JayBizzle/Crawler-Detect

Separate repo for the regular expressions?

joshua-bn opened this issue · 1 comments

The commonality across all of the fork projects is, or at least should be, the regular expressions. Of course different languages use different regex libraries, but they are often similar enough that they don't require much to make them work.

In my case, I would love to have these rules for my WAF and Nginx. But, I don't want to have to curate the list of rules and exclusions.

Then each project only has to be concerned with converting those expressions to their regular expression library and creating a check of that against a user agent.

Ultimately, we all share the same goal of identifying bots. Very often that's so we can reduce or eliminate them from our sites and combat SPAM. Lessening the work for maintainers helps everyone.

There are two formats that I can think of that would work well.

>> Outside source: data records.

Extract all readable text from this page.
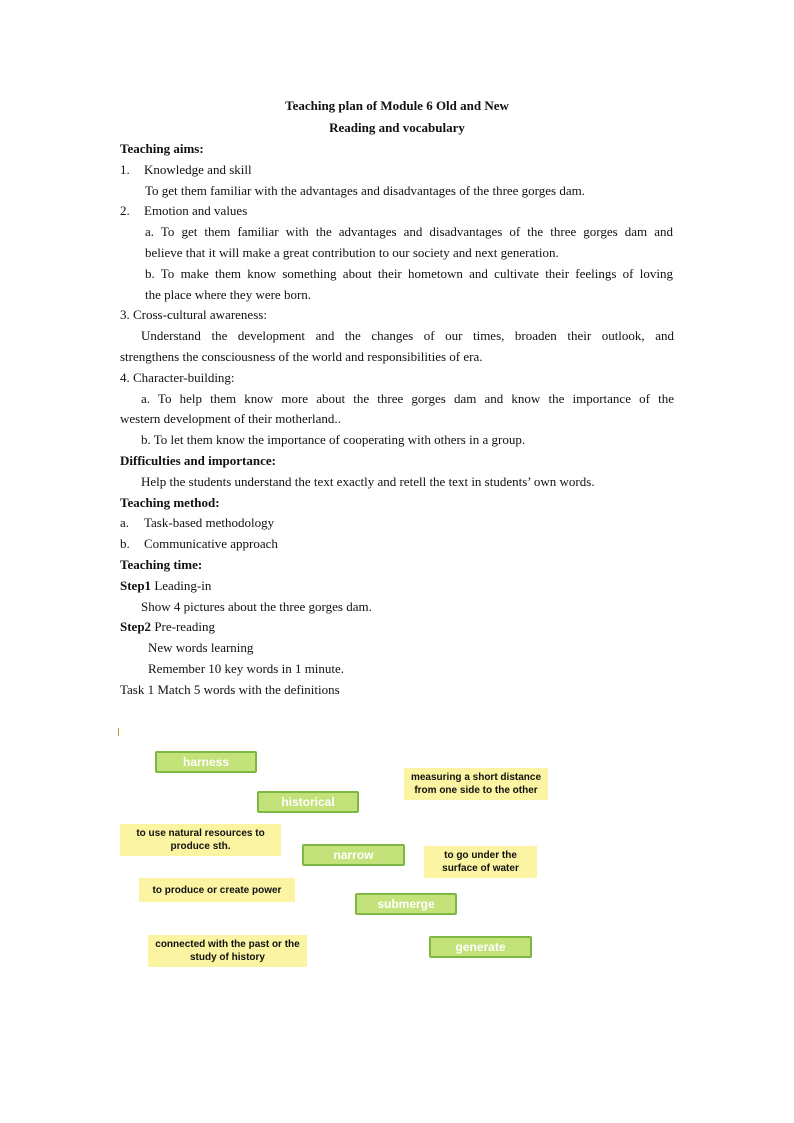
Teaching plan of Module 6 Old and New
Reading and vocabulary
Teaching aims:
1. Knowledge and skill
To get them familiar with the advantages and disadvantages of the three gorges dam.
2. Emotion and values
a. To get them familiar with the advantages and disadvantages of the three gorges dam and
believe that it will make a great contribution to our society and next generation.
b. To make them know something about their hometown and cultivate their feelings of loving
the place where they were born.
3. Cross-cultural awareness:
Understand the development and the changes of our times, broaden their outlook, and
strengthens the consciousness of the world and responsibilities of era.
4. Character-building:
a. To help them know more about the three gorges dam and know the importance of the
western development of their motherland..
b. To let them know the importance of cooperating with others in a group.
Difficulties and importance:
Help the students understand the text exactly and retell the text in students’ own words.
Teaching method:
a. Task-based methodology
b. Communicative approach
Teaching time:
Step1 Leading-in
Show 4 pictures about the three gorges dam.
Step2 Pre-reading
New words learning
Remember 10 key words in 1 minute.
Task 1 Match 5 words with the definitions
harness
historical
narrow
submerge
generate
measuring a short distance from one side to the other
to use natural resources to produce sth.
to go under the surface of water
to produce or create power
connected with the past or the study of history
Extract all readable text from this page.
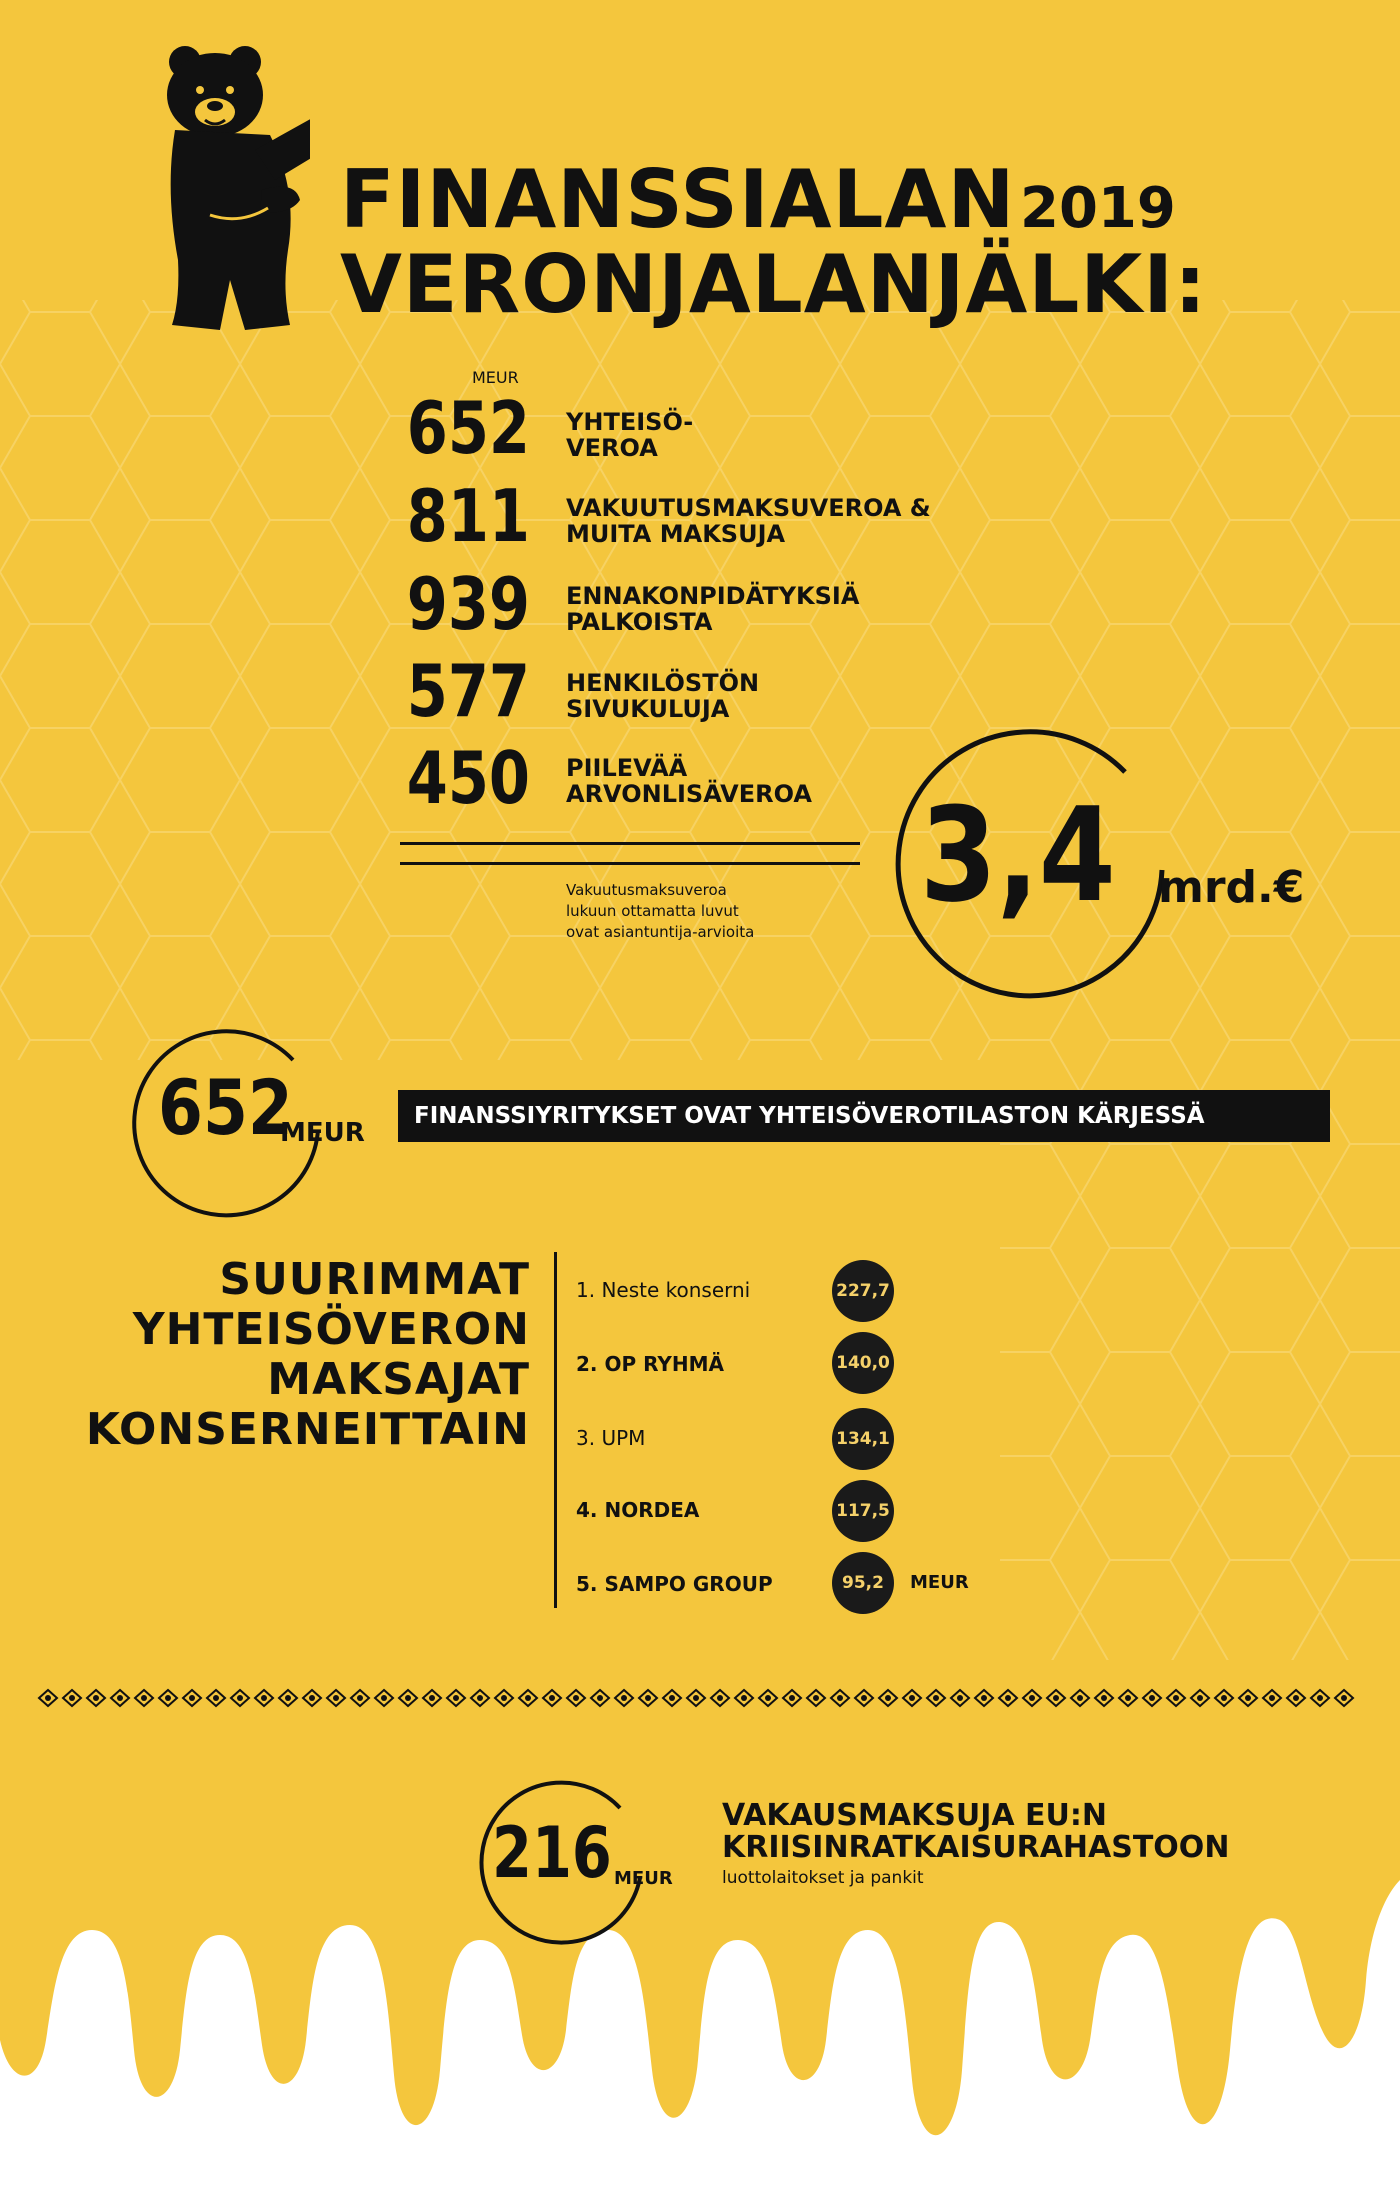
FINANSSIALAN 2019
VERONJALANJÄLKI:
MEUR
652 YHTEISÖ-
VEROA
811 VAKUUTUSMAKSUVEROA &
MUITA MAKSUJA
939 ENNAKONPIDÄTYKSIÄ
PALKOISTA
577 HENKILÖSTÖN
SIVUKULUJA
450 PIILEVÄÄ
ARVONLISÄVEROA
Vakuutusmaksuveroa
lukuun ottamatta luvut
ovat asiantuntija-arvioita
3,4 mrd.€
652
MEUR
FINANSSIYRITYKSET OVAT YHTEISÖVEROTILASTON KÄRJESSÄ
SUURIMMAT
YHTEISÖVERON
MAKSAJAT
KONSERNEITTAIN
1. Neste konserni	227,7
2. OP RYHMÄ	140,0
3. UPM	134,1
4. NORDEA	117,5
5. SAMPO GROUP	95,2	MEUR
216 MEUR
VAKAUSMAKSUJA EU:N
KRIISINRATKAISURAHASTOON
luottolaitokset ja pankit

First one is the simplest - new line delimited PCRE expressions. I can't think of a good reason not to go down this route.

The other is a JSON array of objects. JSON is usable in every language. It could have additional data added to it. For instance, if the parent project wanted to support something other than POSIX regex, one property of it would be the POSIX regex and the other whatever it was. It could have modifiers or something else. It could also have a name or information about the bot added to it. Not sure there's much use in it, but it's an option.

Hi,

Thanks for the feedback.

This has been discussed before in brief. It is definitely a decent idea. For some background, this project started out of our own need and grew from there, but the motivation for us to split this repo up isn't high enough for us to go that route.

We did however, start exporting the REGEX patterns so people could pull them into their project as required, for example like this...

We would definitely accept pull requests to add other export formats as required.

See export.php

Thanks again 👍